Y, fiel a su promesa, no formuló preguntas estúpidas ni le hizo repetir nada. Cuando Reagan volvió, ya se había guardado el bloc en el bolsillo.

– ¿Lo tiene todo, McIntyre?

– Sí. No tengo claro que logremos atraparlos, pero de todas formas mañana enviaremos a algunos hombres a rastrear la zona. Tal vez los vecinos hayan reparado en la presencia de algún matón. Ya veremos.

Reagan hizo una mueca.

– Volverán a intentarlo.

A Kristen se le encogió el estómago.

– Maravilloso.

Reagan le apretó ligeramente el hombro sano.

– Trata de no preocuparte. -Retiró la mano antes de que ella cediera a la tentación de apoyarse en él-. Spinnelli y Jack vienen hacia aquí. McIntyre, tendrá que confirmar dónde ha encontrado exactamente la caja.

McIntyre se ajustó la gorra.

– No hay problema, detective. Señorita Mayhew, la llamaré si surge algo nuevo.

Reagan lo acompañó a la puerta. Kristen lo oyó saludar a otra persona y abrió los ojos como platos cuando lo vio aparecer con una treintañera de pelo castaño claro que llevaba un bolso negro. Había tenido más visitas en una hora que durante los últimos dos años. Reagan le dedicó una mirada cautelosa.

– Esta es mi cuñada Ruth.

La pediatra. Kristen frunció los labios.

– Te he dicho que no es nada.

– Y seguramente tiene razón, señorita Mayhew -convino la mujer-. Lo comprobaremos y así podremos irnos todos a dormir.

– Por favor, llámame Kristen. -Le lanzó una mirada feroz a Reagan, quien no parecía tener ninguna intención de disculparse-. Siento que Reagan te haya hecho salir de casa; no me pasa nada.

– Le duele el hombro y la rodilla -dijo Reagan. Kristen dio un resoplido de frustración, pero Ruth la miraba con expresión divertida.

– Llámame Ruth o doctora Reagan, pero no doctora Ruth. Es todo cuanto te pido. Abe, lárgate. -Esperó a que le hubiera obedecido y luego esbozó una sonrisa-. Quítate la chaqueta y las medias, si puedes.

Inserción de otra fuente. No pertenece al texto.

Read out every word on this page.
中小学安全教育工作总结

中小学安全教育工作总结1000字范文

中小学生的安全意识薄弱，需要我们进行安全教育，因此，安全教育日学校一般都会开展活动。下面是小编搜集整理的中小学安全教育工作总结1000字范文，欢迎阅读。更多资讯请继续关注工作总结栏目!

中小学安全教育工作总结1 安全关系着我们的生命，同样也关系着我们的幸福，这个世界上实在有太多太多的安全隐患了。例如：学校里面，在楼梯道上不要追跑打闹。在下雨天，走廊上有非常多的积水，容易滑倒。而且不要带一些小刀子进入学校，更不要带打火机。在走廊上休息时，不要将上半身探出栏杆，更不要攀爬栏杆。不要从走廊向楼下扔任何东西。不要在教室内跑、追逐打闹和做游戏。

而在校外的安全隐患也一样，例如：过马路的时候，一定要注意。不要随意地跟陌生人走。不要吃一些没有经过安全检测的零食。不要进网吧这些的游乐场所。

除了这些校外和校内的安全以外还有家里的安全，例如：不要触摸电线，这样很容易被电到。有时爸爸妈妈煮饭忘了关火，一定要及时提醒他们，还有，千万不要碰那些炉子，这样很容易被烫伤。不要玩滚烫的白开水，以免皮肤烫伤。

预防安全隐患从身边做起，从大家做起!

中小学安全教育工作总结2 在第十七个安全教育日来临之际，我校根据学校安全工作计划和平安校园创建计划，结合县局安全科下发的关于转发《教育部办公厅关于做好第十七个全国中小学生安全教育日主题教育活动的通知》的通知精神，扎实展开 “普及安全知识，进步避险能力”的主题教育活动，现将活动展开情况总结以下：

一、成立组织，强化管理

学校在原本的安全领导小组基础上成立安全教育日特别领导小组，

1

Con la chaqueta lo logró, aunque le costó lo suyo. Las medias eran harina de otro costal. Kristen reconoció a regañadientes que no podía.

– Menos mal que has venido. No me imagino durmiendo con las medias puestas.

Ruth sonrió abiertamente y se arrodilló junto a la silla.

– Yo ni siquiera me imagino llevándolas. Debes de sentirte como una salchicha. Deja que te ayude. -Tras unos cuantos tirones, las piernas de Kristen quedaron desnudas, con la falda por encima de las rodillas. Ruth le dio unos cuantos golpecitos suaves y luego se puso en cuclillas-. Me parece que te has torcido la rodilla y te has hecho un esguince en el hombro. No es grave, pero mañana te dolerá.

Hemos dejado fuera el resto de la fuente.